Tunggal Panaluan diketahui terbuat dari pohon Tada-tada yang memiliki ukuran cukup panjang sekitar 150 hingga 200 cm dengan ukiran menyerupai kepala manusia.

Dilansir melalui website Badan Pelaksana Otorita Danau Toba (BPODT), Tunggal Panaluan ini hanya dimiliki para Datu. Tongkat dipercaya berisi roh leluhur yang dapat memanggil hujan maupun menyembuhkan orang sakit.

Terciptanya Tunggal Panaluan dipercaya berawal dari kisah suami-istri yang belum diberi keturunan selama delapan tahun. Namun begitu Guru Hatia Bulan atau Datu Arak Pane dan Nan Sindak Panaluan tak pernah putus doa dan keyakinan untuk terus berharap untuk memiliki anak.

Berkat kesabaran mereka, Nan Sindak Panaluan akhirnya hamil setelah bertahun-tahun. Namun, selama istrinya mengandung, Guru Hatia Bulan ternyata terus dihantui mimpi buruk.

Bertepatan saat hari buruk yang dipercayai suku Batak (Ari Sirangga Pudi), Nan Sindak melahirkan bayi kembar sepasang yang diberi nama Aji Donda Hatahutan Situan Parbaring dan Tapi Nauasan Sibotu Panaluan.

Sewaktu upacara penabalan nama, para tetua di kampung ternyata menganjurkan Hatia Bulan untuk memisahkan kedua anak kembarnya. Hal itu diminta agar tak terjadi bencana di kemudian hari.

Namun, lantaran Guru Hatia sudah lama merindukan untuk memiliki anak, dirinya tak mengindahkan anjuran tersebut. Ia dan sang istri membesarkan anak tersebut dengan penuh kasih sayang.

Seiring tumbuh besarnya Aji Donda dan Tapi Nauasan, mereka dipandang warga kampung seperti sepasang kekasih. Hal ini lantaran mereka sering bersama dan tampak mesra.

Suatu ketika, bencana kekeringan melanda kampung Hatia Bulan selama tiga bulan.
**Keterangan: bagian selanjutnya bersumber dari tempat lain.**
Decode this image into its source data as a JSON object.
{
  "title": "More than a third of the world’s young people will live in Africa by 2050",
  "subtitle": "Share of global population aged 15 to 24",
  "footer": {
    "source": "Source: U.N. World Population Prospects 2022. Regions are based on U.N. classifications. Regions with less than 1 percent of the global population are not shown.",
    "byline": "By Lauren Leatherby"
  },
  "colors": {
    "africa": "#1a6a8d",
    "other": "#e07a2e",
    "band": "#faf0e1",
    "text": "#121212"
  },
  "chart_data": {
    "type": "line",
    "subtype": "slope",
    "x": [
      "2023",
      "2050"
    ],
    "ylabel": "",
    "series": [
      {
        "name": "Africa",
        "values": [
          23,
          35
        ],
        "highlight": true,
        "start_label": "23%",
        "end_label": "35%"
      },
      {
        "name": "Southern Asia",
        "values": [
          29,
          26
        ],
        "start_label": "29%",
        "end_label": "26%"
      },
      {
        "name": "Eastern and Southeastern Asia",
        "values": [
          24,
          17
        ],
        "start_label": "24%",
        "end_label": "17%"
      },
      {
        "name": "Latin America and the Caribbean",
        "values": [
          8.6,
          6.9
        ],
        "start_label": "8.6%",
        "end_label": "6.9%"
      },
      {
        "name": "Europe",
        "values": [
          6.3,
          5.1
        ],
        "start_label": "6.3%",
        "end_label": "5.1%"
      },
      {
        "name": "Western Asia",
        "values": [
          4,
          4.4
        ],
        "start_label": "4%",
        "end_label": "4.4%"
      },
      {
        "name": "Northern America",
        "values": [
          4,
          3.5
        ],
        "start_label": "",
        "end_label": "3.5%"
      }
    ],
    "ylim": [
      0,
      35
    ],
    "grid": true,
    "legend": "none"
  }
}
Kemarau ini mengakibatkan gagal panen dan mengeringnya mata air yang membuat warga kampung sengsara.

Melihat hal ini, para tetua kampung dan adat melakukan penerawangan untuk mencari tahu penyebab bencana kekeringan ini. Berdasarkan penerangan mereka, bencana ini terjadi lantaran adanya hubungan terlarang saudara sedarah.

Warga kampung kemudian langsung tertuju dengan Aji Donda dan Tapi Nauasan. Mereka kemudian disidang dan dicerca dengan berbagai pertanyaan yang membuat keduanya hanya terdiam ketakutan.
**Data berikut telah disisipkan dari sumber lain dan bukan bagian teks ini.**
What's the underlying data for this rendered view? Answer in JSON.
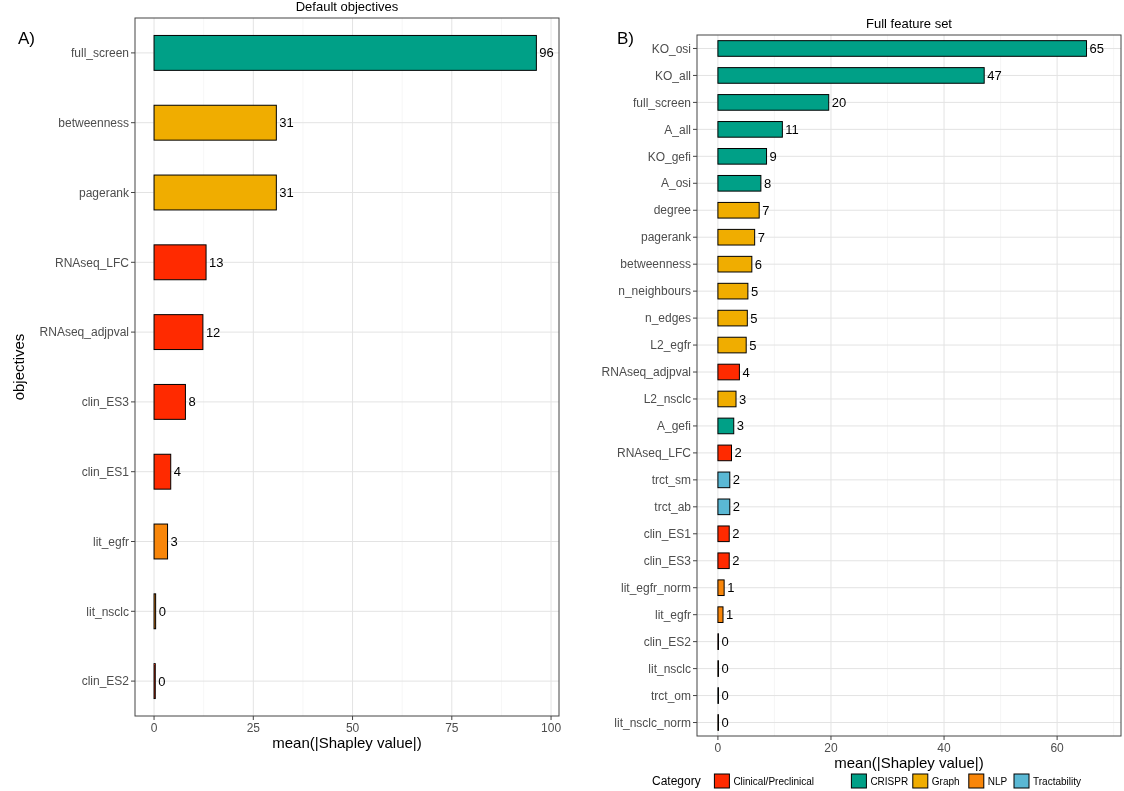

Guru Hatia Bulan pun pasrah dengan hasil suara terbanyak warga kampung untuk mengusir kakak-beradik ini keluar dari kampung. Guru Hatia kemudian membuatkan Sopo di tengah hutan dan seekor anjing penjaga.
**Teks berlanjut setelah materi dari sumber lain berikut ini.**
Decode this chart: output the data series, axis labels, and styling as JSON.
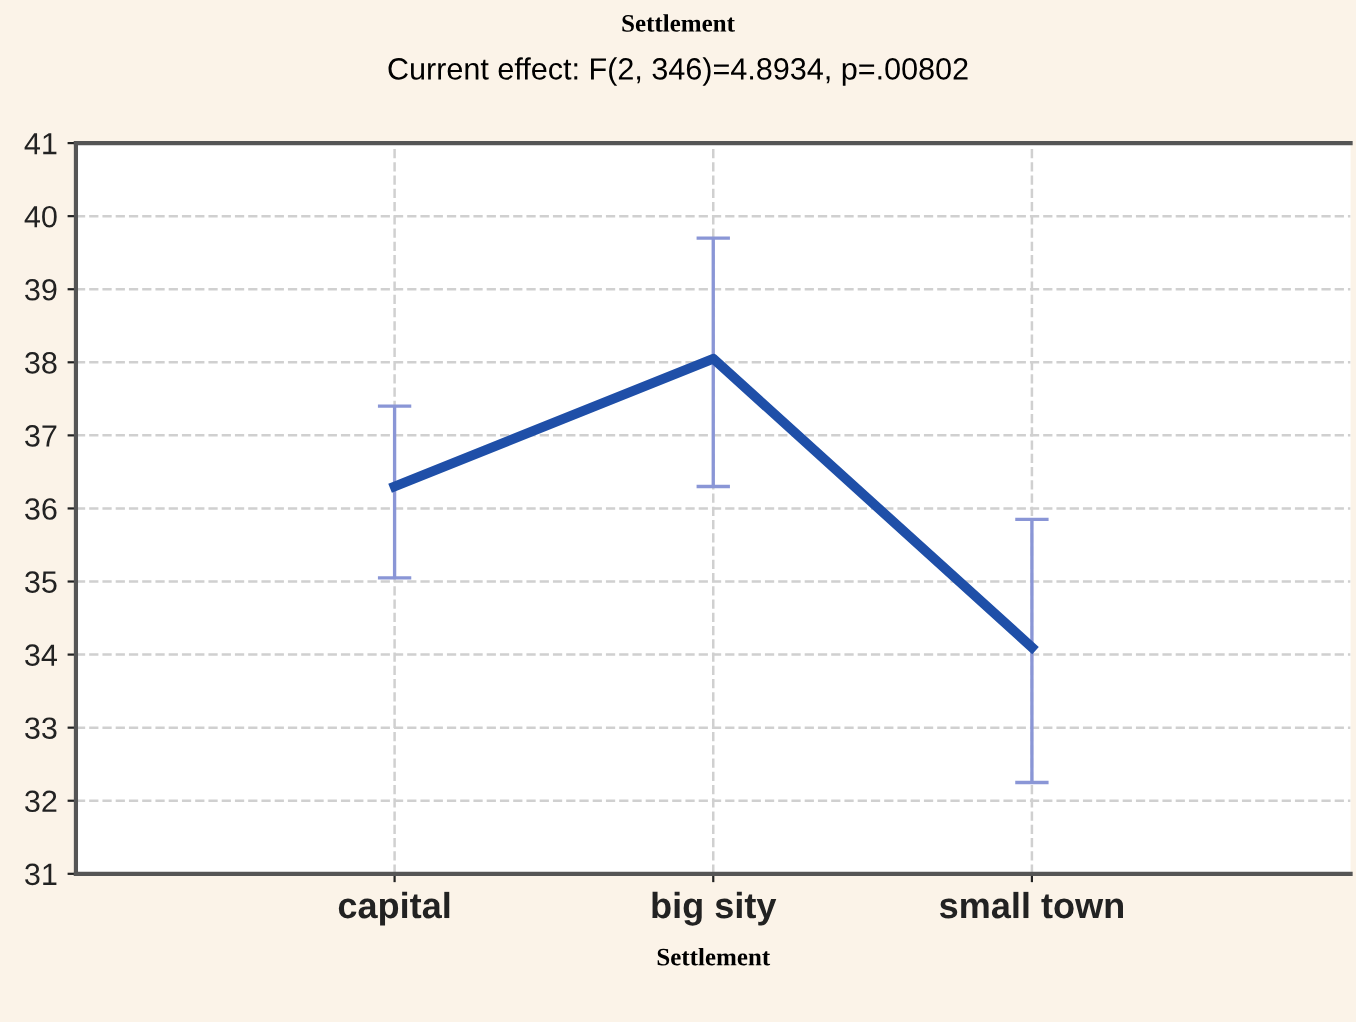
{
  "chart_data": {
    "type": "line",
    "title": "Settlement",
    "subtitle": "Current effect: F(2, 346)=4.8934, p=.00802",
    "xlabel": "Settlement",
    "categories": [
      "capital",
      "big sity",
      "small town"
    ],
    "series": [
      {
        "color": "#1f4fa8",
        "values": [
          36.3,
          38.05,
          34.1
        ],
        "errors": [
          [
            35.05,
            37.4
          ],
          [
            36.3,
            39.7
          ],
          [
            32.25,
            35.85
          ]
        ]
      }
    ],
    "ylim": [
      31,
      41
    ],
    "yticks": [
      31,
      32,
      33,
      34,
      35,
      36,
      37,
      38,
      39,
      40,
      41
    ],
    "grid": true,
    "marker": "none",
    "line_style": "solid"
  }
}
Di dalam hutan, ada sebuah pohon berduri, tak jauh dari sopo Aji Donda dan Tapi Nauasan. Pohon yang dikenal dengan nama Tada-tada ini memiliki buah berwarna merah tua, apabila sudah masak.

Bentuknya bulat seperti anggur dengan rasa asam manis segar apabila dipijat-pijat.

Suatu hari, Tapi Nauasan melihat pohon tersebut berbuah lebat yang sudah merah. Ia pun meminta Aji Donda memanjat pohon tersebut. Aji pun menuruti dan naik ke pohon tersebut.

Namun, bukannya berhasil memetik, tubuh Aji Donda justru terjerumus ke dalam batang pohon yang hanya menyisakan kepalanya saja.

Tapi Nauasan yang menunggu menjadi khawatir lantaran Aji Donda tak kunjung turun. Ia pun menyusul memanjat pohon tersebut namun ternyata mengalami nasib serupa.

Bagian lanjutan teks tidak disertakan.